The only real concern I would have with such an installation is that the wiring should be power line rated. I noticed in the photo where a cable entered the control station looked to be thermostat wire. While this would work, it would be "jack legged" to a real electrician. Opening the circuit remotely to the contactor coil is considered acceptable in most industrial environments. Albeit with the wiring properly installed. For a "stand alone" compressor, opening the pressure switch serves this purpose. Were I to make such a modification, I would put THHN wire in EMT conduit at least to a point near the compressor with "flex" to the machine. But that's just the way I do things. . .

It would be possible to "reroute" the power line to a remote switch. Such would probably involve an extension cord and using a breaker as a switch, which would be a long term problem in itself. A circuit breaker "degrades" every time it is used and over time would become unreliable. And extension cords are temporary expedients at best and should never be used as a permanant fix.

Beyond using a "flimsey" wire to control the circuit, needing at least 300 Volt rated wire, I admire the solution. My compressor is accessable so there was no need for remote control.

.
 
My explanation was minimal. Thanks for your comments, and to respond:

The compressor is 230 Volts.
The pressure cutout switch is wired through the magnetic starter, and as manufactured and installed by Ingersoll, only switches 60 mA, but at 230V. (That's why this little relay circuit works). The unmodified magnetic starter does the rest.
The control lines to the remote switch are at 12V, that's why the 230V to 12V power supply. No need for power wires. Flimsey is OK. :)
This approach does not switch high voltage or run 230V lines through the shop.
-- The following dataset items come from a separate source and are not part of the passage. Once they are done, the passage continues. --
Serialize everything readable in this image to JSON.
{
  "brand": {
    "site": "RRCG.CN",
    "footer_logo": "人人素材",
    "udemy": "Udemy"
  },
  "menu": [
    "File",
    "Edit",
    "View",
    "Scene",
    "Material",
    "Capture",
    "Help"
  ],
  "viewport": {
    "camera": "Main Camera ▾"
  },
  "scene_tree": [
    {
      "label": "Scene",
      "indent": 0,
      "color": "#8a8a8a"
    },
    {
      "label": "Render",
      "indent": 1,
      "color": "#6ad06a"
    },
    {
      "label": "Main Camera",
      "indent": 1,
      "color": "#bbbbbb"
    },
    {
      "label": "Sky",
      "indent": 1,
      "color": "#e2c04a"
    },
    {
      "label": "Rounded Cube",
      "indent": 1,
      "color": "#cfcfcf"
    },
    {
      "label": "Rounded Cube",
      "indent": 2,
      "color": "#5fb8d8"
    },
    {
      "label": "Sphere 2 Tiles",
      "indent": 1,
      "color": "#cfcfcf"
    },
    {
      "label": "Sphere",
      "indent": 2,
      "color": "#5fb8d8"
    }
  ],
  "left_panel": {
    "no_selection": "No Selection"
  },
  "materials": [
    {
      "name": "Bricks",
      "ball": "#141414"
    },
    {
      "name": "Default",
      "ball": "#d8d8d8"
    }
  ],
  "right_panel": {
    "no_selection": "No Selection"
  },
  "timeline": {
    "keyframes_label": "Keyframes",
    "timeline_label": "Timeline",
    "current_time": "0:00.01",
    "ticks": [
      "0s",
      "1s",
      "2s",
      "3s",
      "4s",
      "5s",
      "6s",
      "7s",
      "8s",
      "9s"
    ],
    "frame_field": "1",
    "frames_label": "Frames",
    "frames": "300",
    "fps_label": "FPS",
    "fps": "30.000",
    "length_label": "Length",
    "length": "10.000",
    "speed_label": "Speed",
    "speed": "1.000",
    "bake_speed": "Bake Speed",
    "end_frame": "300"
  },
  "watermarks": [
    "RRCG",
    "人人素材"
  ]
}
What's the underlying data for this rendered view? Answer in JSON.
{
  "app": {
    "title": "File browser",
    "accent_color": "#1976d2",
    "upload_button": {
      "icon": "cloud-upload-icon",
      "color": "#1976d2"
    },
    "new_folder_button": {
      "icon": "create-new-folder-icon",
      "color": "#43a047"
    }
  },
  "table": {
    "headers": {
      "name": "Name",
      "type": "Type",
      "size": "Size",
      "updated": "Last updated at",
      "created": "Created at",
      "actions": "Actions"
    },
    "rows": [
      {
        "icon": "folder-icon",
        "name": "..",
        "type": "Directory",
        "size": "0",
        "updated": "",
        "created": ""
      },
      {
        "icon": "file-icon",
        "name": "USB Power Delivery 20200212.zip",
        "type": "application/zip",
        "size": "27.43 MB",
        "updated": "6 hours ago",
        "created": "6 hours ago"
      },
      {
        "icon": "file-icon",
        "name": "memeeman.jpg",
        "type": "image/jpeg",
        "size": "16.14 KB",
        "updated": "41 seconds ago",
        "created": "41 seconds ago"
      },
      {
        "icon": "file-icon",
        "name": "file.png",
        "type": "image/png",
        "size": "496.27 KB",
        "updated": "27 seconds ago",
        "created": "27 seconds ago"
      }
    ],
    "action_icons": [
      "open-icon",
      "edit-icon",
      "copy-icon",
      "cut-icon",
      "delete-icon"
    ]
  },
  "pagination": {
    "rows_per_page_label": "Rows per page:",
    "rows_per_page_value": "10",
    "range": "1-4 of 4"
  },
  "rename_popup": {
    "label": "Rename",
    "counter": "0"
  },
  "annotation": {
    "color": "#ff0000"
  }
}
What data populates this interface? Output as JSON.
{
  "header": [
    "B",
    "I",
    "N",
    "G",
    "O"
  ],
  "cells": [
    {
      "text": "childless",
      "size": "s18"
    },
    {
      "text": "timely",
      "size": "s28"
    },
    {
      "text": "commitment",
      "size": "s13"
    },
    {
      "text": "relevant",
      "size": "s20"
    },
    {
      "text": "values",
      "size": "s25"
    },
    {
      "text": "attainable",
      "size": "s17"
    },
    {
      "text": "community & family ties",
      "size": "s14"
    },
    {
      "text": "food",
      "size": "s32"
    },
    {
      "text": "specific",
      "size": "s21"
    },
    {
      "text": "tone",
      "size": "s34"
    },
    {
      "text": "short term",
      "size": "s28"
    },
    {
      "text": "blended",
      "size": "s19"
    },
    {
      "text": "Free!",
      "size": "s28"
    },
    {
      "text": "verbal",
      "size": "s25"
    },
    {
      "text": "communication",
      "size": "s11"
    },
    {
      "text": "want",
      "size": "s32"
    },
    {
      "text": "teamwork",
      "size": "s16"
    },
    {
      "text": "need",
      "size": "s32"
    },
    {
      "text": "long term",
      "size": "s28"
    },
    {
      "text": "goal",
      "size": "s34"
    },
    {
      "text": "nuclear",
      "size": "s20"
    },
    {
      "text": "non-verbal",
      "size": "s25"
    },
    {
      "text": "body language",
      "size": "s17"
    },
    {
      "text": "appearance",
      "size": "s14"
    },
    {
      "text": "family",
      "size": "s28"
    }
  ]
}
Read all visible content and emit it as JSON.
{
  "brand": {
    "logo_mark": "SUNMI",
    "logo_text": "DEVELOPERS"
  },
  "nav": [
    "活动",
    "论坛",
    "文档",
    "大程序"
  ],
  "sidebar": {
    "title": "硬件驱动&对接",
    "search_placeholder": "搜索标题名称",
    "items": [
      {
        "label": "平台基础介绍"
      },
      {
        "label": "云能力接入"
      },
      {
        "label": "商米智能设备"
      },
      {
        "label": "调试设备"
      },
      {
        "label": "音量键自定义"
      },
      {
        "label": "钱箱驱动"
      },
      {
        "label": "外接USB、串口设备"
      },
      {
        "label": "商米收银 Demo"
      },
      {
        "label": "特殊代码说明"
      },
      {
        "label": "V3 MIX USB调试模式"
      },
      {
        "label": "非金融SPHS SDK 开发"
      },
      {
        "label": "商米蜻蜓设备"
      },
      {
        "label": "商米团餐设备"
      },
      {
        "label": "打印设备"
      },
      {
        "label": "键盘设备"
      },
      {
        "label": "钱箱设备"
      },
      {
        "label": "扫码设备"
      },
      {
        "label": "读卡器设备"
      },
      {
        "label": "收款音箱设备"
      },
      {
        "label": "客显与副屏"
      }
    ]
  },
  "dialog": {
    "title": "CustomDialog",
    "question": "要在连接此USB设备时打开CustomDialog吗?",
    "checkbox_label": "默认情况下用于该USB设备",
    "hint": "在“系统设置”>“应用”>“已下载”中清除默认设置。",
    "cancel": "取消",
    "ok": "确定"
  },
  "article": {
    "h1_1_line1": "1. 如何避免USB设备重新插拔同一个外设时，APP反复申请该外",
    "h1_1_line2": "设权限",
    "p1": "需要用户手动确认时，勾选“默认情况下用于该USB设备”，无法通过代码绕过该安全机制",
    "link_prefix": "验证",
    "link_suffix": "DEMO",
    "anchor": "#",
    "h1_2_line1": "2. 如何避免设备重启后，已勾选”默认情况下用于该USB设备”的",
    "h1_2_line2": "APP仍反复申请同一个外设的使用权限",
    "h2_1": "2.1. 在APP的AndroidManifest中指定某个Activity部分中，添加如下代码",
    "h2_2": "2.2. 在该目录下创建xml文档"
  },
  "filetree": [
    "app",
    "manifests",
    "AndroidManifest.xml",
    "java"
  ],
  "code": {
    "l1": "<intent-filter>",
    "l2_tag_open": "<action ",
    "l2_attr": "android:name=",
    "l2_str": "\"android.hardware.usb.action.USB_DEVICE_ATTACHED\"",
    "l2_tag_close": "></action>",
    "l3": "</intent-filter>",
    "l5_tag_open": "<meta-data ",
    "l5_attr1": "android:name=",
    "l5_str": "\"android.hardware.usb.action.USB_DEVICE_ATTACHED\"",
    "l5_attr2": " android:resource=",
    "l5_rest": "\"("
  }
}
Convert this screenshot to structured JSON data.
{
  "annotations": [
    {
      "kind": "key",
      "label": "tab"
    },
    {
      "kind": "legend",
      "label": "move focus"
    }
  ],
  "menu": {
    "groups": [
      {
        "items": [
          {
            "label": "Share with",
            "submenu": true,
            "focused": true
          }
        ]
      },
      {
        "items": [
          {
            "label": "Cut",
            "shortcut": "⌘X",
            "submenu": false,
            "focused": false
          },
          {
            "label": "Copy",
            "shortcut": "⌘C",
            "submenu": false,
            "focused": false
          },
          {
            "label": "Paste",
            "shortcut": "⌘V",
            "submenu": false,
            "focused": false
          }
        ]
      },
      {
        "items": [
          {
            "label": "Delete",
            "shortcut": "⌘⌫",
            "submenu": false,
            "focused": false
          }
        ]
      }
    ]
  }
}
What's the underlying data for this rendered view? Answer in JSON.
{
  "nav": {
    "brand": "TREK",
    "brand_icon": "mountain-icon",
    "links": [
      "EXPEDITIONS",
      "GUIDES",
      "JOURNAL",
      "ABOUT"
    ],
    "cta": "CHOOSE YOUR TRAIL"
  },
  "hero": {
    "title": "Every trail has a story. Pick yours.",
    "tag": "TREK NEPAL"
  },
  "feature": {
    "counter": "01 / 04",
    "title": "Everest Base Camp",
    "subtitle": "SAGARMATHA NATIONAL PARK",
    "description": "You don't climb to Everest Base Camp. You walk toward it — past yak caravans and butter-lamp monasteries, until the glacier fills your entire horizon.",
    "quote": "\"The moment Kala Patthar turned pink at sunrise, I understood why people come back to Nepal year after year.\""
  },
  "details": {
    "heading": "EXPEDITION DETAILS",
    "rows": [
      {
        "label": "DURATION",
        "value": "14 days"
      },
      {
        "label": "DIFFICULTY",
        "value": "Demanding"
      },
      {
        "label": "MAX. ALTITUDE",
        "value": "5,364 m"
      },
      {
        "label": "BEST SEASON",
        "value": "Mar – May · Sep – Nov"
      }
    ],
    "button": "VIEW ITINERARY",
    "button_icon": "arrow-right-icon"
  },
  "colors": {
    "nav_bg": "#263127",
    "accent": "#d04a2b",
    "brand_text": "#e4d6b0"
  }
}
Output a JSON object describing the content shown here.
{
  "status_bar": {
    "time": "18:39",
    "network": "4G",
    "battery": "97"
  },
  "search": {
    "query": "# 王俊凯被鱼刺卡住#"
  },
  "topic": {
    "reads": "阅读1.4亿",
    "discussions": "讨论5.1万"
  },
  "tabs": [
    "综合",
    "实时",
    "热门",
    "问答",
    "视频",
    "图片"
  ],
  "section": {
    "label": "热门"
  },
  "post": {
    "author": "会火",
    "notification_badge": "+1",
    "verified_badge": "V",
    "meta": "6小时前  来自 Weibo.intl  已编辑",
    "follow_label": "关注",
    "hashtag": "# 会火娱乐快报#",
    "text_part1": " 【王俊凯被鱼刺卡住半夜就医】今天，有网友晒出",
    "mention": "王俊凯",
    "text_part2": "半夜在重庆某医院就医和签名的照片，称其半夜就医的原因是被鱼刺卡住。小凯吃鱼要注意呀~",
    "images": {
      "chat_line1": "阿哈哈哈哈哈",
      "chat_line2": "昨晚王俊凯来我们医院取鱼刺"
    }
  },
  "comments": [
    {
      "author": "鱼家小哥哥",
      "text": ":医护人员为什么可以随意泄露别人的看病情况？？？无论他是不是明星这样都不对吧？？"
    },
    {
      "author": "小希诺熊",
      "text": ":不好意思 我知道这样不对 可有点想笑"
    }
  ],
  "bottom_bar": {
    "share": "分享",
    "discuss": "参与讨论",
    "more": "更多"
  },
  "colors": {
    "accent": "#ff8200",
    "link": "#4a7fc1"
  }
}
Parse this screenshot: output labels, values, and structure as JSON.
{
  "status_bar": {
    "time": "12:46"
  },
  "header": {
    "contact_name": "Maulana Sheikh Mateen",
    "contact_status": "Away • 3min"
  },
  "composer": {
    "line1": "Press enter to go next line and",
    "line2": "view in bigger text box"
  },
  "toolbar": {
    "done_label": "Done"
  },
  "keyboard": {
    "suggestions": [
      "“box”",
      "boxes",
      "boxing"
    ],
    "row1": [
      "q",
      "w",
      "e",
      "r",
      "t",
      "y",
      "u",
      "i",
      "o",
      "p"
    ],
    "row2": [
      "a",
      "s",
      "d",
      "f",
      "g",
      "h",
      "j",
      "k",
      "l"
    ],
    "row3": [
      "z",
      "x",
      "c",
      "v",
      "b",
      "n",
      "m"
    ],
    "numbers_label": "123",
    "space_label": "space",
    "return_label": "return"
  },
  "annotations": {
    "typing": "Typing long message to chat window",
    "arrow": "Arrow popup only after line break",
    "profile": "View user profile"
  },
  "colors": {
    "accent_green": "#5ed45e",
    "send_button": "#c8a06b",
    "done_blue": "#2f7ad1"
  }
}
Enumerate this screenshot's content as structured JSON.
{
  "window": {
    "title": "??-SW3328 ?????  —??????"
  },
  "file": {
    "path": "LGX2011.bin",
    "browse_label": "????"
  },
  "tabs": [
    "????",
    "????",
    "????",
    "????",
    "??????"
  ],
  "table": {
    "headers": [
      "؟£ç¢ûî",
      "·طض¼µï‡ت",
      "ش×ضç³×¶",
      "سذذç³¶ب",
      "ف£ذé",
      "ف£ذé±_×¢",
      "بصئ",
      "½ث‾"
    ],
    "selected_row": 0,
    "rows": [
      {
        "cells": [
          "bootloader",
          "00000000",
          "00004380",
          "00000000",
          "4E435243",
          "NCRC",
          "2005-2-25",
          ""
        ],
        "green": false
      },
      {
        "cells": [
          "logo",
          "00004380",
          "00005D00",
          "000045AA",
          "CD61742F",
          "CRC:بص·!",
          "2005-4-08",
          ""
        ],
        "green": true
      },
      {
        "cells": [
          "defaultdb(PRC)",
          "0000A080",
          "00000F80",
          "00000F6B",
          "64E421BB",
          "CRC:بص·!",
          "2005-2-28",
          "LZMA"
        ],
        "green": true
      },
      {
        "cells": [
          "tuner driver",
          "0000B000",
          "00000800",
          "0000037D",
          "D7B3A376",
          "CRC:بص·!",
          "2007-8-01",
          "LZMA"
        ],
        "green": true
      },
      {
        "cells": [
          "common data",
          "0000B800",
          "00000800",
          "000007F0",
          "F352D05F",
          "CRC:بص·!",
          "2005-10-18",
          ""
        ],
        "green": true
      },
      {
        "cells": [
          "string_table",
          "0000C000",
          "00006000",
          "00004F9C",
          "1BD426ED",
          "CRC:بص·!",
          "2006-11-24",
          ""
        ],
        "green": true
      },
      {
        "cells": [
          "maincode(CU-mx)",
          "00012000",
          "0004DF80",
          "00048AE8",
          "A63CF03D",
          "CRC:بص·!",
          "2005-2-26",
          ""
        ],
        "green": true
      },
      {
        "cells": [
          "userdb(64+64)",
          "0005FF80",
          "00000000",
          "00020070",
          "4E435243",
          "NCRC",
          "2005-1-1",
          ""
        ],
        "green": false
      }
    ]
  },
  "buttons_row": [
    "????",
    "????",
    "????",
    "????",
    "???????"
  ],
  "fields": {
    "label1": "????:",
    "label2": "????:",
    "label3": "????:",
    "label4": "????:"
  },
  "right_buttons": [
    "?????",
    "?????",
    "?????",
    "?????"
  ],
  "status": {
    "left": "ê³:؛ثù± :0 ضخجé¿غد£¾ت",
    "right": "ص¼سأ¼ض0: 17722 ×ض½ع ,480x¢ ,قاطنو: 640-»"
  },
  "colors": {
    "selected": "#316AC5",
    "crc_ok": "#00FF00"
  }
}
It only works exactly as the compressor is designed to do.

Hope this addresses...

Curt
 
We did something similar.

Ours also has mag starter.

First added toggle switch to face that brakes the circuit between pressure switch and starter.

Next added relay with 120 VAC coil with simple power cord.

Relay closes to connect the pressure switch to starter.

Added an outlet next to compressor wired to light switch.

Circuit is this.

Pressure switch to relay contacts.

Relay to toggle.

Toggle to starter.

Toggle is master .

Lights off relay opens compressor stops.